Cell-to-Cell Communication
Beyond diagnosis, exosome-carried microRNAs serve a biological purpose: they allow cells to communicate. A cell can package specific microRNAs into exosomes and release them into the surrounding fluid, where they travel to distant cells and alter gene expression upon arrival. The sorting process isn’t random. Specific proteins inside the cell recognize sequence motifs on certain microRNAs and direct them into outgoing exosomes. This means cells can selectively export microRNAs to influence the behavior of other cells, including, in the case of cancer, promoting tumor growth in distant tissues.
MicroRNA-Based Therapies
The idea of using microRNAs as medicine is straightforward in concept: deliver a synthetic microRNA to restore a missing tumor suppressor, or use an inhibitor molecule to block a harmful oncomiR. In practice, the field has been slow to deliver. No microRNA-based drug has reached Phase III clinical trials or received FDA approval. Several early candidates were terminated due to toxicity problems. One of the furthest along was lademirsen, an inhibitor of miR-21 tested in Phase II trials for Alport syndrome, a genetic kidney disease. That trial has completed, but the broader pipeline remains thin.

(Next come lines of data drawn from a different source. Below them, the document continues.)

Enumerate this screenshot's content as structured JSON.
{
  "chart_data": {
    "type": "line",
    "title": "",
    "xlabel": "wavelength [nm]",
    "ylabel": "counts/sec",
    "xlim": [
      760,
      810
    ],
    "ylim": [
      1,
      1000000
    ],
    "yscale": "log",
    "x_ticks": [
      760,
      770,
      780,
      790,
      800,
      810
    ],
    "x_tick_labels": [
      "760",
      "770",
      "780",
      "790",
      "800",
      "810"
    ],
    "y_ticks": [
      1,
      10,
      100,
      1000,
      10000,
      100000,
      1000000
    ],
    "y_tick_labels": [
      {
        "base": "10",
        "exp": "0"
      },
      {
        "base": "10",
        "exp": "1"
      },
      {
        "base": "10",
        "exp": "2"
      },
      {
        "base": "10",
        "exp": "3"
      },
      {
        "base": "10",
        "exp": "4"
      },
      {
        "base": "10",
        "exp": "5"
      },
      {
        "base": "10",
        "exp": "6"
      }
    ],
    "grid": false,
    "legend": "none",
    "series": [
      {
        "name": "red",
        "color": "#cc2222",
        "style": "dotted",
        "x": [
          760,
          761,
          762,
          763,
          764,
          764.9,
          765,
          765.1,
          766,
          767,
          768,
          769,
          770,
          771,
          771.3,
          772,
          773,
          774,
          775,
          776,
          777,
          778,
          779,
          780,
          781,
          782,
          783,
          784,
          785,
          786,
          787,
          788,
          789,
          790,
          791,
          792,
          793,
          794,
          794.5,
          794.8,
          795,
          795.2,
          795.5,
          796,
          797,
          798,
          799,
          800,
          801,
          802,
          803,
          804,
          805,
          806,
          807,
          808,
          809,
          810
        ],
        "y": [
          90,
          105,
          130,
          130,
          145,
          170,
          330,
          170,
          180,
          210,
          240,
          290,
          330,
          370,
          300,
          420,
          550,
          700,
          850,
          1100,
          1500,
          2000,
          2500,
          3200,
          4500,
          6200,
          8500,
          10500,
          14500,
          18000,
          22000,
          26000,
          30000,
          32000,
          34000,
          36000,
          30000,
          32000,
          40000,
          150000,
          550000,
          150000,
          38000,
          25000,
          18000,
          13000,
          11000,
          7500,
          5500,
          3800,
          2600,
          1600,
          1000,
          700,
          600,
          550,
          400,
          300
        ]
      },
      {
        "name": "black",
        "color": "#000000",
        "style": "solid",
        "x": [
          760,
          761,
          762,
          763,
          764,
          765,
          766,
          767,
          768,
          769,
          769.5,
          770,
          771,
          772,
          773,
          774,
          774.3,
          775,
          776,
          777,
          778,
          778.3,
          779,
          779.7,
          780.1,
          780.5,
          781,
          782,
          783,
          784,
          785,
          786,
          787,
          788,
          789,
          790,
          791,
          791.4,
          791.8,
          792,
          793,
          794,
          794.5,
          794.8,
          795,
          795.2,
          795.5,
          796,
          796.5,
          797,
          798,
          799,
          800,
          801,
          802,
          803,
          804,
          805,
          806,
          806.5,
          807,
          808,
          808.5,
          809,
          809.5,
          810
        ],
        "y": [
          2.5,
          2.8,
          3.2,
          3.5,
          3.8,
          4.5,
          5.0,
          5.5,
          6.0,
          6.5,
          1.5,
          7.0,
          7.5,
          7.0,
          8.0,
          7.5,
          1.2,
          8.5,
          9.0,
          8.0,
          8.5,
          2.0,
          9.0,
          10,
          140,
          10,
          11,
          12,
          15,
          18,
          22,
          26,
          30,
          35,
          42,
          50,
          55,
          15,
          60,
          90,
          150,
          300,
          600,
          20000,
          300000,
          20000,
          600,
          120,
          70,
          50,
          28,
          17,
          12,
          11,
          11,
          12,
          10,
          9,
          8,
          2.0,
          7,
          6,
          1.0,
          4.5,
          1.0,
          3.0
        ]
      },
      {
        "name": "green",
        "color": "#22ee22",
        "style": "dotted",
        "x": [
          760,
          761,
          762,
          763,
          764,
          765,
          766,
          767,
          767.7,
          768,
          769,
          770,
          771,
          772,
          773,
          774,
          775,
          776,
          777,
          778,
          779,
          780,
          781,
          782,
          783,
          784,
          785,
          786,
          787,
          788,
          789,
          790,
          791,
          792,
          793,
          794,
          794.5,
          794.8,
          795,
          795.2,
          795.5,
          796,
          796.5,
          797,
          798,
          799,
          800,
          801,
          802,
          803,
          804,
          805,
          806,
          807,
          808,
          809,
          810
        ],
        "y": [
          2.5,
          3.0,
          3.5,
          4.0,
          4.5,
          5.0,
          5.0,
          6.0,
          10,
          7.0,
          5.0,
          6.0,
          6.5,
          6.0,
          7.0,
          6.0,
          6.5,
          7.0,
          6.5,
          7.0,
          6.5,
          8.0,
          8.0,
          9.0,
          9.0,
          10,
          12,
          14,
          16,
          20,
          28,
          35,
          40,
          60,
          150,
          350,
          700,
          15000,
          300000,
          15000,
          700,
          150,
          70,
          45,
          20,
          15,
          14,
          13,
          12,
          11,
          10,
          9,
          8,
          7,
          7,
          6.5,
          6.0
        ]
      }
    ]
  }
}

The challenges are significant. Delivering a tiny RNA molecule to the right tissue without triggering immune reactions or off-target effects is difficult. Because a single microRNA can regulate hundreds of genes simultaneously, blocking or mimicking one carries the risk of unintended consequences in tissues you weren’t aiming for. These hurdles haven’t killed interest in the approach, but they explain why microRNA diagnostics are currently closer to clinical reality than microRNA therapeutics.